Fundus photography of the left eye showing retinal whitening in the inferior branch retinal artery distribution.

Figure 2

Optical coherence tomography showing a thickened and hyperreflective inner retina corresponding to the whitened inferior retina and an atrophic retina corresponding to the upper retina.

Figure 3

Fluorescein angiography showing delayed filling in the inferotemporal distribution and the superotemporal distribution.

Figure 4

Optical coherence tomography scan at 6 months illustrating total atrophy of the retina similar to a central retinal artery occlusion.

Conclusion

BRAO accounts for approximately 40% of retinal artery obstructive disease. BRAO presents with inner retinal whitening in the distribution of the obstructed vessel. It manifests as acute segmental visual loss secondary to retinal ischemia. However, the visual prognosis is relatively good, and in most cases visual acuity is 20/40 or better (1-3).

CRAO and BRAO are most often embolic. The emboli most frequently arise from a carotid or cardiac source. However, the underlying cause cannot be found in a significant portion of patients (1, 4). It has recently been proposed to consider a combination of CRAO and BRAO as acute retinal arterial ischemia, which is a stroke equivalent and represents an ophthalmologic and medical emergency (5).
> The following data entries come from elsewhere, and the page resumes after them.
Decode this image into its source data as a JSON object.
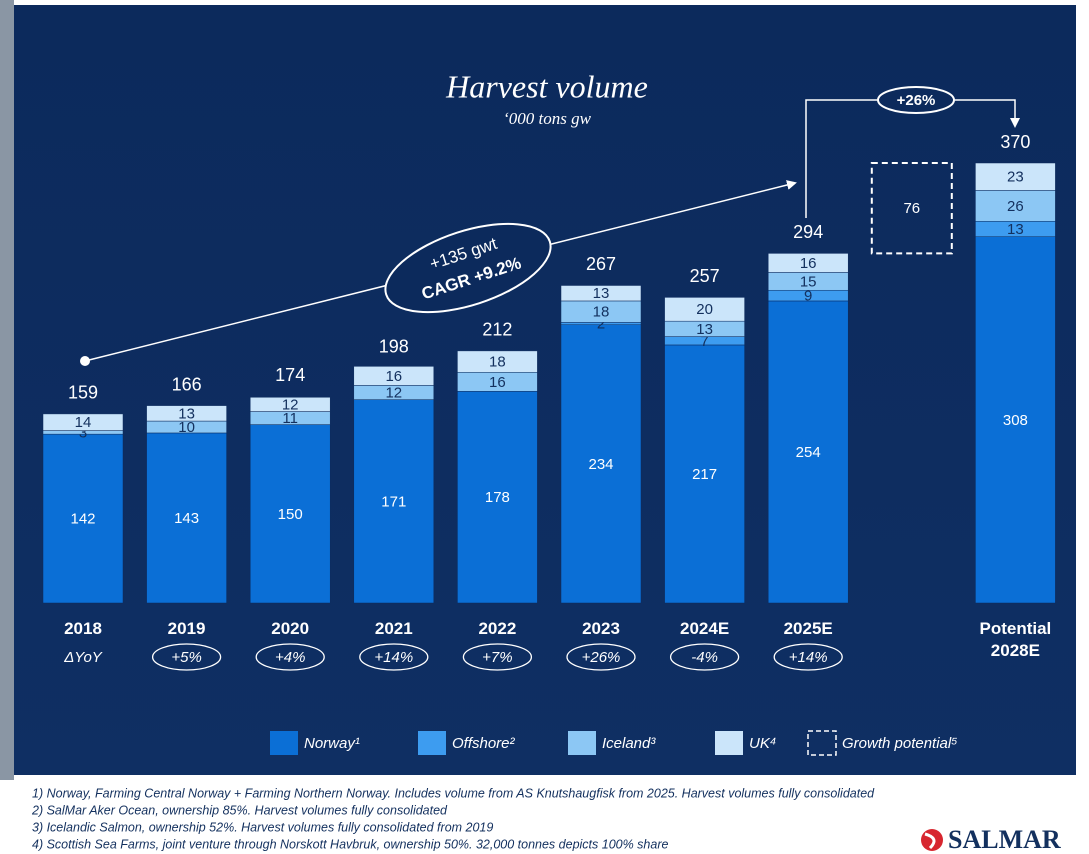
{
  "chart_data": {
    "type": "bar",
    "stacked": true,
    "title": "Harvest volume",
    "subtitle": "‘000 tons gw",
    "categories": [
      "2018",
      "2019",
      "2020",
      "2021",
      "2022",
      "2023",
      "2024E",
      "2025E",
      null,
      "Potential 2028E"
    ],
    "series": [
      {
        "name": "Norway¹",
        "color": "#0b6fd6",
        "label_color": "#ffffff",
        "values": [
          142,
          143,
          150,
          171,
          178,
          234,
          217,
          254,
          null,
          308
        ]
      },
      {
        "name": "Offshore²",
        "color": "#3d9cf0",
        "label_color": "#13305e",
        "values": [
          null,
          null,
          null,
          null,
          null,
          2,
          7,
          9,
          null,
          13
        ]
      },
      {
        "name": "Iceland³",
        "color": "#8cc7f4",
        "label_color": "#13305e",
        "values": [
          3,
          10,
          11,
          12,
          16,
          18,
          13,
          15,
          null,
          26
        ]
      },
      {
        "name": "UK⁴",
        "color": "#cbe5fa",
        "label_color": "#13305e",
        "values": [
          14,
          13,
          12,
          16,
          18,
          13,
          20,
          16,
          null,
          23
        ]
      },
      {
        "name": "Growth potential⁵",
        "color": "#ffffff",
        "dashed": true,
        "label_color": "#ffffff",
        "values": [
          null,
          null,
          null,
          null,
          null,
          null,
          null,
          null,
          76,
          null
        ]
      }
    ],
    "totals": [
      159,
      166,
      174,
      198,
      212,
      267,
      257,
      294,
      null,
      370
    ],
    "yoy_label": "ΔYoY",
    "yoy": [
      null,
      "+5%",
      "+4%",
      "+14%",
      "+7%",
      "+26%",
      "-4%",
      "+14%",
      null,
      null
    ],
    "annotations": {
      "cagr_line1": "+135 gwt",
      "cagr_line2": "CAGR +9.2%",
      "growth": "+26%"
    },
    "footnotes": [
      "1) Norway, Farming Central Norway + Farming Northern Norway.  Includes volume from AS Knutshaugfisk from 2025. Harvest volumes fully consolidated",
      "2) SalMar Aker Ocean, ownership 85%. Harvest volumes fully consolidated",
      "3) Icelandic Salmon, ownership 52%. Harvest volumes fully consolidated from 2019",
      "4) Scottish Sea Farms, joint venture through Norskott Havbruk, ownership 50%. 32,000 tonnes depicts 100% share"
    ],
    "brand": "SALMAR"
  }
}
According to stroke guidelines, the development of acute retinal arterial ischemia is associated with a higher risk of a subsequent ischemic event (myocardial infarction or cerebral infarction) and the highest risk of a subsequent cerebral infarction occurs within the first week following acute retinal arterial ischemia (6, 7). Consequently, patients with an acute CRAO or BRAO must be evaluated similarly to patients with acute cerebral ischemia.
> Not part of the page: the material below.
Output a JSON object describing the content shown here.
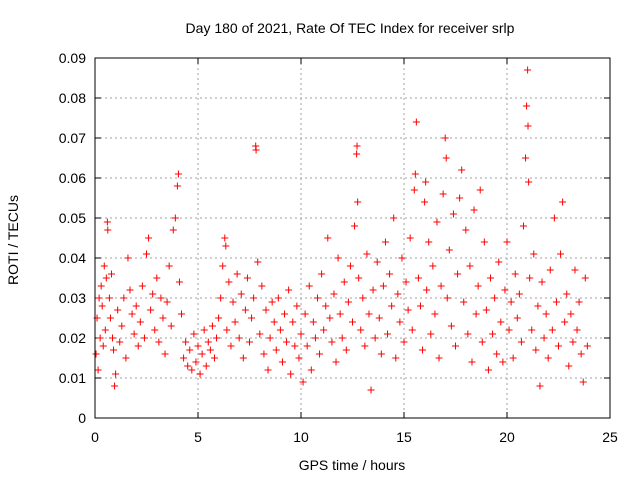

Recurrent BRAO may be idiopathic or associated with systemic vasculitides, connective tissue disorders, blood dyscrasias, floppy mitral valve syndrome, or Susac syndrome (8-10). Susac syndrome is an autoimmune endotheliopathy associated with microvascular occlusions in the brain, retina, and inner ear. The classic clinical triad of BRAO, encephalopathy, and hearing loss is present in only 13% of patients on initial presentation, though 85% of patients will develop the complete triad during the course of their disease. Since the characteristic signs often do not occur simultaneously or may be too subtle for the patient to notice, the diagnosis of Susac syndrome is often difficult. Magnetic resonance imaging (MRI) lesions in the gray and white matter are helpful in the diagnosis. Spoke-like lesions of the corpus callosum are the classic MRI finding. Retinal arteriolar wall hyperfluorescence observed on fluorescein angiography and inner retinal atrophy on OCT are also helpful in the diagnosis. In addition, an audiological examination may show low-frequency hearing loss, vertigo, or tinnitus (10, 11).
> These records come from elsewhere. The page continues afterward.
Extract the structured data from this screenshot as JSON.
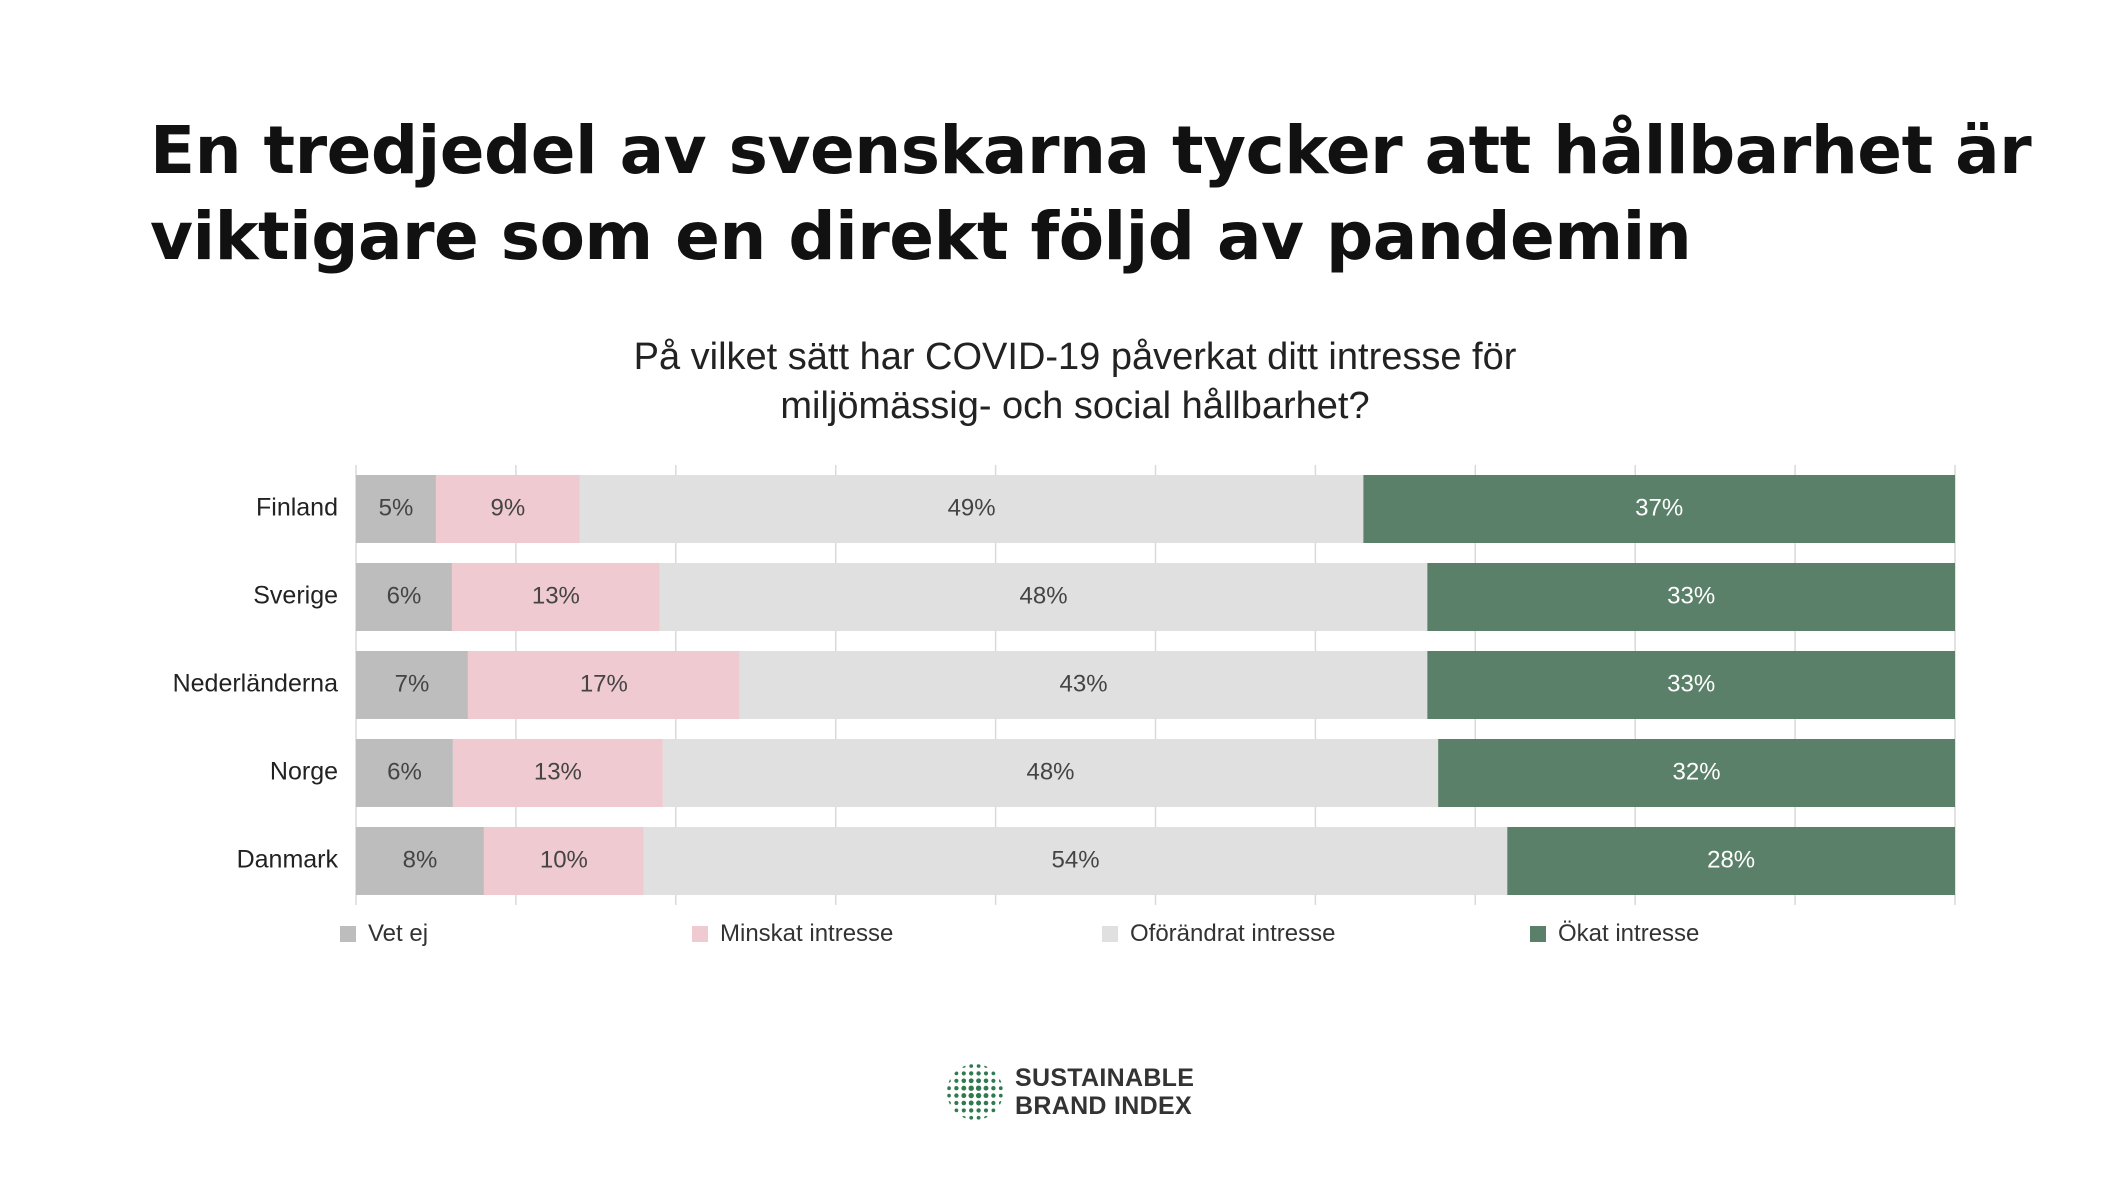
{
  "headline": {
    "line1": "En tredjedel av svenskarna tycker att hållbarhet är",
    "line2": "viktigare som en direkt följd av pandemin"
  },
  "chart_data": {
    "type": "bar",
    "orientation": "horizontal",
    "stacked": true,
    "title_lines": [
      "På vilket sätt har COVID-19 påverkat ditt intresse för",
      "miljömässig- och social hållbarhet?"
    ],
    "categories": [
      "Finland",
      "Sverige",
      "Nederländerna",
      "Norge",
      "Danmark"
    ],
    "series": [
      {
        "name": "Vet ej",
        "color": "#bdbdbd",
        "values": [
          5,
          6,
          7,
          6,
          8
        ]
      },
      {
        "name": "Minskat intresse",
        "color": "#efcbd1",
        "values": [
          9,
          13,
          17,
          13,
          10
        ]
      },
      {
        "name": "Oförändrat intresse",
        "color": "#e0e0e0",
        "values": [
          49,
          48,
          43,
          48,
          54
        ]
      },
      {
        "name": "Ökat intresse",
        "color": "#5b8069",
        "values": [
          37,
          33,
          33,
          32,
          28
        ]
      }
    ],
    "value_suffix": "%",
    "xlim": [
      0,
      100
    ],
    "grid": true,
    "legend_position": "bottom"
  },
  "brand": {
    "line1": "SUSTAINABLE",
    "line2": "BRAND INDEX",
    "logo_icon": "globe-icon",
    "logo_color": "#2f7a4f"
  }
}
In the present case, sequential occlusion of the superior and inferior artery in the same eye led to severe vision loss as a result of total atrophy of the inner retina. Although our patient had no known systemic disease, the underlying systemic factors should be investigated in sequential or recurrent BRAO cases. In addition, it should be kept in mind that patients with a BRAO are at significant risk for future cardiovascular and cerebrovascular events and these patients should be referred to a neurologist and a cardiologist immediately after diagnosis.